Comment 7: figures : add arrows describing area of osteoma on CBCT and x-rays
Response 7: Thank you for your valuable suggestion. Arrows have been added to the radiographs and CBCT scans to highlight the region where the osteoma is located.
Comment 8: was there any further investigation for gardner syndrome ?
Response 8: The possibility that the child might have Gardner's syndrome was explained to the parents. The only available additional diagnostic option for Gardner's syndrome in our region is colonoscopy, which the parents did not consent to. Given that the boy had only one osteoma and no other factors suggesting Gardner's syndrome, it was concluded that the likelihood of the syndrome being present was low. It was agreed that the boy would be clinically monitored at intervals of six months. An explanation of how the patient was monitored for symptoms related to Gardner's syndrome has been added to the case presentation section.

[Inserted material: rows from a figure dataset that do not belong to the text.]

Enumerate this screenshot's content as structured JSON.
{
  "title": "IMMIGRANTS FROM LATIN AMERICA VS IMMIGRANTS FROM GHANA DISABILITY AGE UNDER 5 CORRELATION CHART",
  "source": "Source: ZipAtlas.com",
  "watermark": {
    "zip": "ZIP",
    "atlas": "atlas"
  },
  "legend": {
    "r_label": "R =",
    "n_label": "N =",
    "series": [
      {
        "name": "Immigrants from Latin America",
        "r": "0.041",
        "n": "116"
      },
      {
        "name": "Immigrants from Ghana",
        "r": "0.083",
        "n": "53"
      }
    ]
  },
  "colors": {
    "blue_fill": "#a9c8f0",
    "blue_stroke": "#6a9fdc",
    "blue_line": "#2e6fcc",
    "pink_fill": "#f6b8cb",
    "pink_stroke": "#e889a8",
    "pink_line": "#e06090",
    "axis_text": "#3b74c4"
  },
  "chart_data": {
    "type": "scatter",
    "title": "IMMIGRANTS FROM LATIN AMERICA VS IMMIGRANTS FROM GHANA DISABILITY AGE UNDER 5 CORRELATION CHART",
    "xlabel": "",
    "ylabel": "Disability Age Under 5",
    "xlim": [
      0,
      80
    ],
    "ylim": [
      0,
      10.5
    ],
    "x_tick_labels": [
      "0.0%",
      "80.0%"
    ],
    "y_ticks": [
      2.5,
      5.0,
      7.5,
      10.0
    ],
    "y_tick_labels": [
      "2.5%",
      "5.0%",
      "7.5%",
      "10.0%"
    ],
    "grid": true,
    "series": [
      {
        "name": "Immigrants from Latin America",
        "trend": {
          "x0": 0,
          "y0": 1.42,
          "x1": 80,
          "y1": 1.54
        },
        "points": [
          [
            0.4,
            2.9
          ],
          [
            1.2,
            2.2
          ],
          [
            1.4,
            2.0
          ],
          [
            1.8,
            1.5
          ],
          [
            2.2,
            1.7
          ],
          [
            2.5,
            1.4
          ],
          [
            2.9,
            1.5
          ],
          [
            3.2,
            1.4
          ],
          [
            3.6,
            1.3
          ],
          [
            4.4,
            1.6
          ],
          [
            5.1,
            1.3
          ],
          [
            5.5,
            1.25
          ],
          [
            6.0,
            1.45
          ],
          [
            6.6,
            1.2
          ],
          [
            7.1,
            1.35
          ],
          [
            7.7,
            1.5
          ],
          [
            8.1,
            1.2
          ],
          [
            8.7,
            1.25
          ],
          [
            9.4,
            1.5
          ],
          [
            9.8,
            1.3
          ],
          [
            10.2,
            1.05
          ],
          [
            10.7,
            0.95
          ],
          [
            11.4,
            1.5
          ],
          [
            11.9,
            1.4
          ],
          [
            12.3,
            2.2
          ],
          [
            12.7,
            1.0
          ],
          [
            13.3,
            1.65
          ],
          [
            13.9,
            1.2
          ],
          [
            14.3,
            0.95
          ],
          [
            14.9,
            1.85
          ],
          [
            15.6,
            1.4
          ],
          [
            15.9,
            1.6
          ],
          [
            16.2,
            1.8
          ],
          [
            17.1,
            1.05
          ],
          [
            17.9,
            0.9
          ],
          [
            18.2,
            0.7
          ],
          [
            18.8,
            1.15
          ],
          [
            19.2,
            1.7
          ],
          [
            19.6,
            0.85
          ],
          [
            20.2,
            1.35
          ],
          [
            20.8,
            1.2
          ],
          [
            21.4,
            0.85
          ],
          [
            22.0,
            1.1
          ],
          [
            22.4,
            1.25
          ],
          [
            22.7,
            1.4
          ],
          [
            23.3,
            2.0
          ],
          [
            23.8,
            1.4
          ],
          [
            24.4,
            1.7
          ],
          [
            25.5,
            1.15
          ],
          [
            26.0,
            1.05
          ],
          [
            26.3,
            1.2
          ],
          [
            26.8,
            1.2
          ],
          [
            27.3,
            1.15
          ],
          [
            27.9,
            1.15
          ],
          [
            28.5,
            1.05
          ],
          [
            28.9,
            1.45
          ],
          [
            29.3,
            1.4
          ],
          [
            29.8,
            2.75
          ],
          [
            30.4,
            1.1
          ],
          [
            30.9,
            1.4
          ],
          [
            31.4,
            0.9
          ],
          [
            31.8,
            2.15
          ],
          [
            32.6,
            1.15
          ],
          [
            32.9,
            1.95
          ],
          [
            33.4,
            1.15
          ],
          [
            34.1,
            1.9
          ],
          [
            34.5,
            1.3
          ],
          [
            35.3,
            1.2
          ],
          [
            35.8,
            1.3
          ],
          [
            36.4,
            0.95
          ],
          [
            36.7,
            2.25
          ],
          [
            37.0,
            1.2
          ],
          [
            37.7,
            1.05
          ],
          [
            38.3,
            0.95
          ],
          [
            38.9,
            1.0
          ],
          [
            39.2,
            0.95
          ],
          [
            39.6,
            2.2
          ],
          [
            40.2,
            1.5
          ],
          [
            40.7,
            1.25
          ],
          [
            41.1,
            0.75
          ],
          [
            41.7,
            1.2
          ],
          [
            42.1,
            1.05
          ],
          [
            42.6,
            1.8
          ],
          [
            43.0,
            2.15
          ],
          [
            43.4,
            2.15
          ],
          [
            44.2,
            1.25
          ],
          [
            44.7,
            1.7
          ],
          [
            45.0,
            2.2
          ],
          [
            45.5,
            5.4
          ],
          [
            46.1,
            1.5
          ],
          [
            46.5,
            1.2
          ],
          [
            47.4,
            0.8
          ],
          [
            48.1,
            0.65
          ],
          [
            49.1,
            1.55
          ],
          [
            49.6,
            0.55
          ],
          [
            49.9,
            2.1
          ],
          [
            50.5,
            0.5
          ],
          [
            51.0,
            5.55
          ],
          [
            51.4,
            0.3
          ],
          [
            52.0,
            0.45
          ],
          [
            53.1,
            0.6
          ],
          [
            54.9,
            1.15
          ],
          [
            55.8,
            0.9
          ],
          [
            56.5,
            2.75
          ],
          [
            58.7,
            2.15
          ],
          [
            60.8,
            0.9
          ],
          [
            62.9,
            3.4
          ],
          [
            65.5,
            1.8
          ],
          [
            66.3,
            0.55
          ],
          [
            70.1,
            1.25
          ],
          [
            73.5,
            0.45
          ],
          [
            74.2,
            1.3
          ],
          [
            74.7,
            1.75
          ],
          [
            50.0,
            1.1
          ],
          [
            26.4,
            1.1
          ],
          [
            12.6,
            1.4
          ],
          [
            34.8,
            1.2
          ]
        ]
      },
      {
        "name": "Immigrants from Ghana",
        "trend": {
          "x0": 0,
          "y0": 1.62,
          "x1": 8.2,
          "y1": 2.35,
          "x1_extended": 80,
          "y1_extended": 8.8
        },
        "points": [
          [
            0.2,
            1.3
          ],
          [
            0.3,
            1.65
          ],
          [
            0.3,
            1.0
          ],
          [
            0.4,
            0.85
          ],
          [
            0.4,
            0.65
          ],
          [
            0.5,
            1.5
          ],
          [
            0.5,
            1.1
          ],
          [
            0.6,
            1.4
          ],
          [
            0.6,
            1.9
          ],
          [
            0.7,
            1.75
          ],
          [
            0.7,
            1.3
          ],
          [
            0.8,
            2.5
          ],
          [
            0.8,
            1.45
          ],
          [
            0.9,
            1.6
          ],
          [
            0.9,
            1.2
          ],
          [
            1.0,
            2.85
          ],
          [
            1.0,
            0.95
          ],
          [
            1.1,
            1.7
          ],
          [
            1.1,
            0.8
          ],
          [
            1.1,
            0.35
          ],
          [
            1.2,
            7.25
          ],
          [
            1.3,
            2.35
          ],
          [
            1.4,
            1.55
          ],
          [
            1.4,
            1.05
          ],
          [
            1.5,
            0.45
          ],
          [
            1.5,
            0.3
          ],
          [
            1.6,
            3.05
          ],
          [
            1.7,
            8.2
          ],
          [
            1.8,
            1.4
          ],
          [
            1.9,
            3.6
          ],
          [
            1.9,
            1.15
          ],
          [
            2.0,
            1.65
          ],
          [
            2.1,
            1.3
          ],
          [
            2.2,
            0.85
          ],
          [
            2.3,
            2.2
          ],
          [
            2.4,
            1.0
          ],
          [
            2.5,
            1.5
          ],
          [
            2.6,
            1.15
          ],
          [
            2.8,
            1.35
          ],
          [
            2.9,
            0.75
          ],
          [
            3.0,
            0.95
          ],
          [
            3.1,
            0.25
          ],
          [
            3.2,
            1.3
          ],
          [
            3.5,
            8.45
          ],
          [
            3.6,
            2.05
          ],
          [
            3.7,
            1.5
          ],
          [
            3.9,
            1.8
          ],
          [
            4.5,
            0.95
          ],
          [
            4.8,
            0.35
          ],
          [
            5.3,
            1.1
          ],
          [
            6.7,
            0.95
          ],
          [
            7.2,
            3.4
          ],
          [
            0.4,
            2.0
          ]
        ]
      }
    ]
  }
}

Comment 9: Add potential differential diagnosis in case presentation and discussion
Response 9: We appreciate your helpful suggestion. The potential differential diagnosis has now been incorporated into both the case presentation and discussion sections, offering a more thorough overview of relevant conditions to consider in this case. We trust this revision addresses your concerns and improves the manuscript's clarity.